Abstract Pseudomonas aeruginosa is a major opportunistic pathogen. Host defense mechanisms involved in P. aeruginosa lung infection remains incompletely defined. Interferon regulatory factor 3 (IRF3) is a transcription factor and is primarily associated with host defense against viral infections. A role of IRF3 in P. aeruginosa infection has not been reported previously. Here we showed that IRF3 deficiency led to impaired clearance of P. aeruginosa from the lung in mice. P. aeruginosa infection induced IRF3 nucleus translocation, activation of ISRE and production of IFNβ, suggesting that P. aeruginosa induces the IRF3-ISRE-IFN pathway activation. In vitro, macrophages from IRF3 deficient mice showed complete inhibition on the production of CCL5 (RANTES) and CCL10 (IP-10), partial inhibition of CXCL1 (KC) and TNF and no effect on CXCL2 (MIP-2) in response to P. aeruginosa stimulation.
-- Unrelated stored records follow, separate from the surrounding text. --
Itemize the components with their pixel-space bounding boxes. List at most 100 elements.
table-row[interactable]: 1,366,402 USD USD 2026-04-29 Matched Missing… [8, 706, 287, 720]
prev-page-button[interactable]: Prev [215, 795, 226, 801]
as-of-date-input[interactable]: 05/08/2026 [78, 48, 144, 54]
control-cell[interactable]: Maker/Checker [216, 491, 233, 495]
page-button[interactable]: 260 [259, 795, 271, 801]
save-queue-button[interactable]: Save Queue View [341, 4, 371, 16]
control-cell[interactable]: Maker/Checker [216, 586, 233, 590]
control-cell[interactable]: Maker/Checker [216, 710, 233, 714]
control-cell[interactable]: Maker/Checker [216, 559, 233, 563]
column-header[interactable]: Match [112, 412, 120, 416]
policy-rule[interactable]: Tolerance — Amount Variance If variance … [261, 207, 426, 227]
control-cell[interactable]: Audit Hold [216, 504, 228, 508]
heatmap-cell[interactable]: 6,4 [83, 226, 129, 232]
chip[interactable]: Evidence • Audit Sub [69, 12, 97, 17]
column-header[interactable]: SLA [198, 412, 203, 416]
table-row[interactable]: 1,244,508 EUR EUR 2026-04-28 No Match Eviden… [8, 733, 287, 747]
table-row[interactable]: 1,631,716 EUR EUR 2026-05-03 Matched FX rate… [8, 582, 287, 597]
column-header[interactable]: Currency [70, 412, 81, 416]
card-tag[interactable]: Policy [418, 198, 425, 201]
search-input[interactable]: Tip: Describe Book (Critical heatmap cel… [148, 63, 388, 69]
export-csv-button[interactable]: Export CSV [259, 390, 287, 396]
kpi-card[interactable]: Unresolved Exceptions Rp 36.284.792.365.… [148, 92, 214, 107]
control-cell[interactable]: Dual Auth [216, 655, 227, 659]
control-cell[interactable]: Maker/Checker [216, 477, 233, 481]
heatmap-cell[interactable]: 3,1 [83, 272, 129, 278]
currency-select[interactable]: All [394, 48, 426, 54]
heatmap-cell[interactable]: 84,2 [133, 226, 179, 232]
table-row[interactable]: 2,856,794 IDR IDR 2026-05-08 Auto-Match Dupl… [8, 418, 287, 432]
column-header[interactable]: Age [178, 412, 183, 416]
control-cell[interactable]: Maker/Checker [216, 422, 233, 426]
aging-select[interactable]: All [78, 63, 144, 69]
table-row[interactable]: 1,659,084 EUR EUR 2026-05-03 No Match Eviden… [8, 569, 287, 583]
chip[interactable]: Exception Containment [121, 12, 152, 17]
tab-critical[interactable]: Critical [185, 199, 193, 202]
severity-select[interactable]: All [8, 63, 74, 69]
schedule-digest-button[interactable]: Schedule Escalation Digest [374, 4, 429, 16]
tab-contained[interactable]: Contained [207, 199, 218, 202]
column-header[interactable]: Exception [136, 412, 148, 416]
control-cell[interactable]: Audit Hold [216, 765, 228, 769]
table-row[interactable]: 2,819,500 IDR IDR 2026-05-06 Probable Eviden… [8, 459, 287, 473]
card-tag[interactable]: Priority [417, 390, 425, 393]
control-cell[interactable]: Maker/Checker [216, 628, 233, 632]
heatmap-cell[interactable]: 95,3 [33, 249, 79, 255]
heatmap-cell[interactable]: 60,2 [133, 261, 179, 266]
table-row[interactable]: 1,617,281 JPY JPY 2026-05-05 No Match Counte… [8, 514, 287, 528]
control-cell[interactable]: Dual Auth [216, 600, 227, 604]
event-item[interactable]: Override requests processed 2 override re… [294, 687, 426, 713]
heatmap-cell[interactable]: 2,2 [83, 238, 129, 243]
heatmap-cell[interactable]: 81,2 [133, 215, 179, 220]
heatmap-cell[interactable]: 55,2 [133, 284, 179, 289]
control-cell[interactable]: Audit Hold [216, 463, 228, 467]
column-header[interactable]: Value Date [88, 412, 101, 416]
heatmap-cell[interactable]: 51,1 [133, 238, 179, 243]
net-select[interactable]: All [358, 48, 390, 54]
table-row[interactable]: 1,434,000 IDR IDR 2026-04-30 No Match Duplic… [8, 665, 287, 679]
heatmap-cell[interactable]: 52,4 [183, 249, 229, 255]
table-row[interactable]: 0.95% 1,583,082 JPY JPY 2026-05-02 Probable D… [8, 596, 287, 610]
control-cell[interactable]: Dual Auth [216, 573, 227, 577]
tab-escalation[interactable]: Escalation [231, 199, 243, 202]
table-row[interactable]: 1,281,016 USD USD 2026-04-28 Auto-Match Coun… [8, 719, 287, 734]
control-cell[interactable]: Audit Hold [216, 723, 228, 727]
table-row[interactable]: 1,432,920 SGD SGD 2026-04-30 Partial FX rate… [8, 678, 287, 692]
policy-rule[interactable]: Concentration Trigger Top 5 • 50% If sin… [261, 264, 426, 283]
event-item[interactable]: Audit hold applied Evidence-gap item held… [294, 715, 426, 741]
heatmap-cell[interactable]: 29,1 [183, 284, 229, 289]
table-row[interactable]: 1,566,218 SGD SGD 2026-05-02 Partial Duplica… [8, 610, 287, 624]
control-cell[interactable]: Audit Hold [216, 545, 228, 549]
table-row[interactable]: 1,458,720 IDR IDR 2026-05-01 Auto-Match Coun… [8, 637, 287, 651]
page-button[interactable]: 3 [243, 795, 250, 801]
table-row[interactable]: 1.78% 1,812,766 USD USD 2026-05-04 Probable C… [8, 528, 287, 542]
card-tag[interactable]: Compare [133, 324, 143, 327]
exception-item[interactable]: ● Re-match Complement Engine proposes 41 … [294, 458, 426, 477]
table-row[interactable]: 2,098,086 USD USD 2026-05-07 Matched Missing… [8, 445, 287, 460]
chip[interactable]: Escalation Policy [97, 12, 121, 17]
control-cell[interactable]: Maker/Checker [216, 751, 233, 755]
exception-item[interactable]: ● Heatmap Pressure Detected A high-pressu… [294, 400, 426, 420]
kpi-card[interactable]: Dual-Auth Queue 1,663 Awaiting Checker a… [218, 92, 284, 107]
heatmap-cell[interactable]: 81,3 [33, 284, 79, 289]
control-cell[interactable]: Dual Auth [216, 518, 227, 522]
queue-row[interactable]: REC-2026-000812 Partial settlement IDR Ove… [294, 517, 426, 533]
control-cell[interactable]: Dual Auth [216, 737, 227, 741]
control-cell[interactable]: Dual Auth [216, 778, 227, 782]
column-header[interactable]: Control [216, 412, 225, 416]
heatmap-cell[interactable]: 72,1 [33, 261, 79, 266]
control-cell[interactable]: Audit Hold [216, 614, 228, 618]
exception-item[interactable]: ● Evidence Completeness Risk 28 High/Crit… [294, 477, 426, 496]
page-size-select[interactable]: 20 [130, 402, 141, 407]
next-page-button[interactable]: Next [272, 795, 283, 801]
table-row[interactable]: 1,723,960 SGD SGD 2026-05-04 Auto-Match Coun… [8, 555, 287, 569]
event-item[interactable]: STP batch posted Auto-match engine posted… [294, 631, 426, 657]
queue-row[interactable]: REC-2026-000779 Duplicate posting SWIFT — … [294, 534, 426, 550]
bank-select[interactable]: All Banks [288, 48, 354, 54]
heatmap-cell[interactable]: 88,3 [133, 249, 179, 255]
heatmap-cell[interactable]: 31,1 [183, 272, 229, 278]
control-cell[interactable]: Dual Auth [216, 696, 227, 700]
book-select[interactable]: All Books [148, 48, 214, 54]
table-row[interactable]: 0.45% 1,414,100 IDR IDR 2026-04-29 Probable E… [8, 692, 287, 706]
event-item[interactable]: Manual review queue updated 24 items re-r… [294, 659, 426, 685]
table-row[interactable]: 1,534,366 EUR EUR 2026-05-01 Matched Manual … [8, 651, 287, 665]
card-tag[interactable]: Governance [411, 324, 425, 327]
In vivo, IRF3 deficient mice showed complete inhibition of CCL5 production and partial or no effects on other cytokine and chemokine production in the bronchoalveolar lavage fluids and lung tissues. Profiling of immune cells in the airways revealed that recruitment of neutrophils and macrophages into the airspace was reduced, while B cell, T cell, NK cells and NKT cells infiltrations were unaffected in IRF3 deficient mice in response to P. aeruginosa lung infection. These data suggest that IRF3 regulates a distinct profile of cytokines and chemokines and selectively modulate neutrophil and macrophage recruitment during P. aeruginosa infection. Thus, IRF3 is an integral component in the host defense against P. aeruginosa lung infection.